Prevotella ruminicola

Scientific classification
- Domain: Bacteria
- Kingdom: Pseudomonadati
- Phylum: Bacteroidota
- Class: Bacteroidia
- Order: Bacteroidales
- Family: Prevotellaceae
- Genus: Prevotella
- Species: P. ruminicola
- Binomial name: Prevotella ruminicola (Bryant et al. 1958) Shah and Collins 1990
- Type strain: ATCC 19189; Bryant 23; DSM 19721; JCM 8958
- Synonyms: Bacteroides ruminicola Bryant et al. 1958; Xylanibacter ruminicola (Bryant et al. 1958) Hitch et al. 2023;

= Prevotella ruminicola =

- Genus: Prevotella
- Species: ruminicola
- Authority: (Bryant et al. 1958) Shah and Collins 1990
- Synonyms: Bacteroides ruminicola Bryant et al. 1958, Xylanibacter ruminicola (Bryant et al. 1958) Hitch et al. 2023

Species of anaerobic rumen bacterium

Prevotella ruminicola is a species of obligately anaerobic bacterium in the family Prevotellaceae. It is associated with the rumen of cattle and other ruminants, where it contributes to the fermentation of plant-derived substrates. The species was originally described from the bovine rumen as Bacteroides ruminicola in 1958 and was later transferred to the genus Prevotella.

== Taxonomy ==
The species was first described in 1958 as Bacteroides ruminicola, one of several succinic acid-producing anaerobic bacteria isolated from bovine rumen material. In 1990, the genus Prevotella was proposed for several species formerly classified in Bacteroides, including the transfer of B. ruminicola to Prevotella ruminicola.

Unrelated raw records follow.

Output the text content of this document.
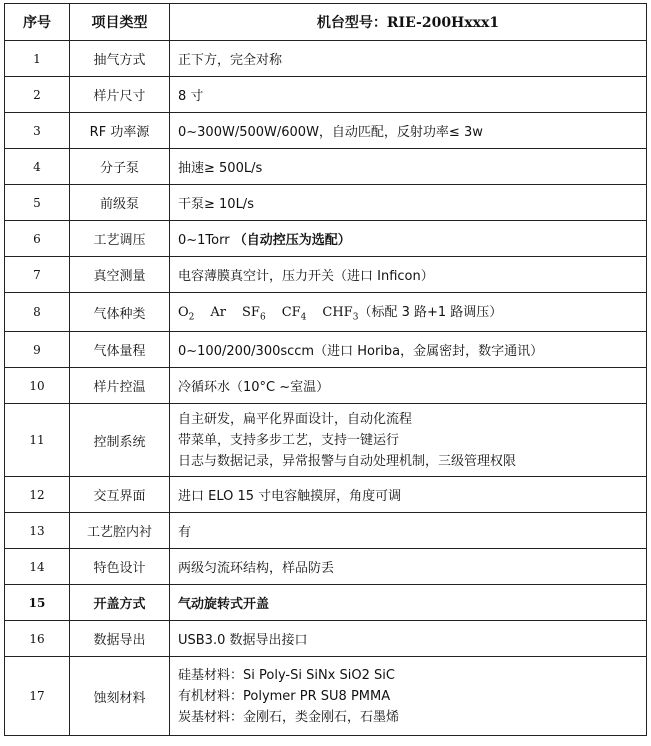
序号	项目类型	机台型号：RIE-200Hxxx1
1	抽气方式	正下方，完全对称
2	样片尺寸	8 寸
3	RF 功率源	0~300W/500W/600W，自动匹配，反射功率≤ 3w
4	分子泵	抽速≥ 500L/s
5	前级泵	干泵≥ 10L/s
6	工艺调压	0~1Torr （自动控压为选配）
7	真空测量	电容薄膜真空计，压力开关（进口 Inficon）
8	气体种类	$O_2$ Ar $SF_6$ $CF_4$ $CHF_3$（标配 3 路+1 路调压）
9	气体量程	0~100/200/300sccm（进口 Horiba，金属密封，数字通讯）
10	样片控温	冷循环水（10°C ~室温）
11	控制系统	自主研发，扁平化界面设计，自动化流程
带菜单，支持多步工艺，支持一键运行
日志与数据记录，异常报警与自动处理机制，三级管理权限

12	交互界面	进口 ELO 15 寸电容触摸屏，角度可调
13	工艺腔内衬	有
14	特色设计	两级匀流环结构，样品防丢
15	开盖方式	气动旋转式开盖
16	数据导出	USB3.0 数据导出接口
17	蚀刻材料	硅基材料：Si Poly-Si SiNx SiO2 SiC
有机材料：Polymer PR SU8 PMMA
炭基材料：金刚石，类金刚石，石墨烯
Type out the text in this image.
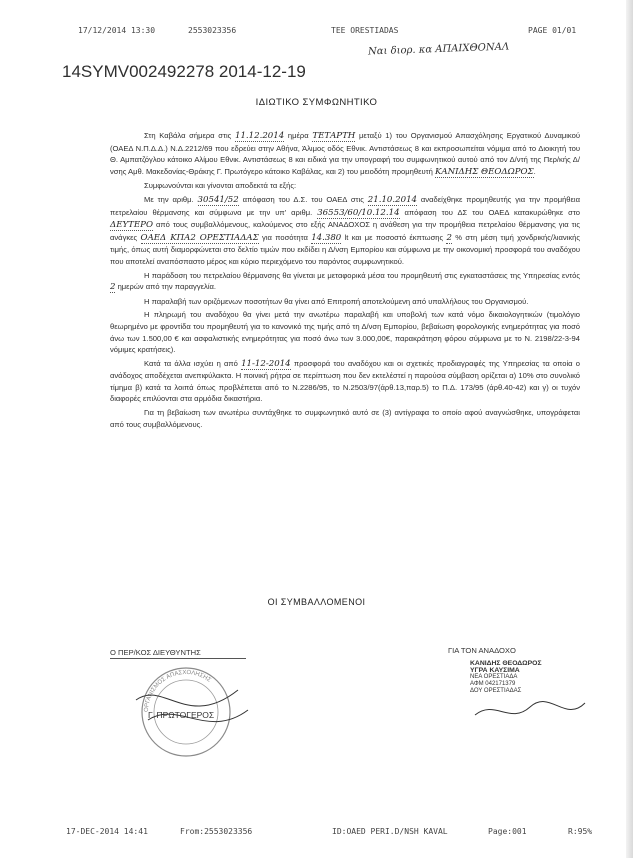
17/12/2014 13:30	2553023356	TEE ORESTIADAS	PAGE 01/01
14SYMV002492278 2014-12-19
Ναι διορ. κα ΑΠΑΙΧΘΟΝΑΛ
ΙΔΙΩΤΙΚΟ ΣΥΜΦΩΝΗΤΙΚΟ

Στη Καβάλα σήμερα στις 11.12.2014 ημέρα ΤΕΤΑΡΤΗ μεταξύ 1) του Οργανισμού Απασχόλησης Εργατικού Δυναμικού (ΟΑΕΔ Ν.Π.Δ.Δ.) Ν.Δ.2212/69 που εδρεύει στην Αθήνα, Άλιμος οδός Εθνικ. Αντιστάσεως 8 και εκπροσωπείται νόμιμα από το Διοικητή του Θ. Αμπατζόγλου κάτοικο Αλίμου Εθνικ. Αντιστάσεως 8 και ειδικά για την υπογραφή του συμφωνητικού αυτού από τον Δ/ντή της Περ/κής Δ/νσης Αμθ. Μακεδονίας-Θράκης Γ. Πρωτόγερο κάτοικο Καβάλας, και 2) του μειοδότη προμηθευτή ΚΑΝΙΔΗΣ ΘΕΟΔΩΡΟΣ.

Συμφωνούνται και γίνονται αποδεκτά τα εξής:

Με την αριθμ. 30541/52 απόφαση του Δ.Σ. του ΟΑΕΔ στις 21.10.2014 αναδείχθηκε προμηθευτής για την προμήθεια πετρελαίου θέρμανσης και σύμφωνα με την υπ' αριθμ. 36553/60/10.12.14 απόφαση του ΔΣ του ΟΑΕΔ κατακυρώθηκε στο ΔΕΥΤΕΡΟ από τους συμβαλλόμενους, καλούμενος στο εξής ΑΝΑΔΟΧΟΣ η ανάθεση για την προμήθεια πετρελαίου θέρμανσης για τις ανάγκες ΟΑΕΔ ΚΠΑ2 ΟΡΕΣΤΙΑΔΑΣ για ποσότητα 14.380 lt και με ποσοστό έκπτωσης 2 % στη μέση τιμή χονδρικής/λιανικής τιμής, όπως αυτή διαμορφώνεται στο δελτίο τιμών που εκδίδει η Δ/νση Εμπορίου και σύμφωνα με την οικονομική προσφορά του αναδόχου που αποτελεί αναπόσπαστο μέρος και κύριο περιεχόμενο του παρόντος συμφωνητικού.

Η παράδοση του πετρελαίου θέρμανσης θα γίνεται με μεταφορικά μέσα του προμηθευτή στις εγκαταστάσεις της Υπηρεσίας εντός 2 ημερών από την παραγγελία.

Η παραλαβή των οριζόμενων ποσοτήτων θα γίνει από Επιτροπή αποτελούμενη από υπαλλήλους του Οργανισμού.

Η πληρωμή του αναδόχου θα γίνει μετά την ανωτέρω παραλαβή και υποβολή των κατά νόμο δικαιολογητικών (τιμολόγιο θεωρημένο με φροντίδα του προμηθευτή για το κανονικό της τιμής από τη Δ/νση Εμπορίου, βεβαίωση φορολογικής ενημερότητας για ποσό άνω των 1.500,00 € και ασφαλιστικής ενημερότητας για ποσό άνω των 3.000,00€, παρακράτηση φόρου σύμφωνα με το Ν. 2198/22-3-94 νόμιμες κρατήσεις).

Κατά τα άλλα ισχύει η από 11-12-2014 προσφορά του αναδόχου και οι σχετικές προδιαγραφές της Υπηρεσίας τα οποία ο ανάδοχος αποδέχεται ανεπιφύλακτα. Η ποινική ρήτρα σε περίπτωση που δεν εκτελέστεί η παρούσα σύμβαση ορίζεται α) 10% στο συνολικό τίμημα β) κατά τα λοιπά όπως προβλέπεται από το Ν.2286/95, το Ν.2503/97(άρθ.13,παρ.5) το Π.Δ. 173/95 (άρθ.40-42) και γ) οι τυχόν διαφορές επιλύονται στα αρμόδια δικαστήρια.

Για τη βεβαίωση των ανωτέρω συντάχθηκε το συμφωνητικό αυτό σε (3) αντίγραφα το οποίο αφού αναγνώσθηκε, υπογράφεται από τους συμβαλλόμενους.

ΟΙ ΣΥΜΒΑΛΛΟΜΕΝΟΙ
Ο ΠΕΡ/ΚΟΣ ΔΙΕΥΘΥΝΤΗΣ	ΓΙΑ ΤΟΝ ΑΝΑΔΟΧΟ
ΟΡΓΑΝΙΣΜΟΣ ΑΠΑΣΧΟΛΗΣΗΣ
Γ. ΠΡΩΤΟΓΕΡΟΣ
ΚΑΝΙΔΗΣ ΘΕΟΔΩΡΟΣ
ΥΓΡΑ ΚΑΥΣΙΜΑ
ΝΕΑ ΟΡΕΣΤΙΑΔΑ
ΑΦΜ 042171379
ΔΟΥ ΟΡΕΣΤΙΑΔΑΣ
17-DEC-2014 14:41	From:2553023356	ID:OAED PERI.D/NSH KAVAL	Page:001	R:95%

In 1997, ruminal isolates previously assigned to P. ruminicola were re-examined. This work led to the proposal of Prevotella brevis, Prevotella bryantii, and Prevotella albensis, and to a narrower definition of P. ruminicola.

A later genome-based taxonomic study proposed the combination Xylanibacter ruminicola. The List of Prokaryotic names with Standing in Nomenclature currently lists Prevotella ruminicola as the correct name and treats Xylanibacter ruminicola as a synonym.

== Characteristics ==
P. ruminicola is an obligately anaerobic, Gram-negative, rod-shaped bacterium. The species name ruminicola means "inhabitant of the rumen".

The species is saccharolytic and has been studied for its ability to use non-cellulosic plant polysaccharides. P. ruminicola has been reported to contribute to hemicellulose utilization in the bovine rumen, including the degradation of xylan.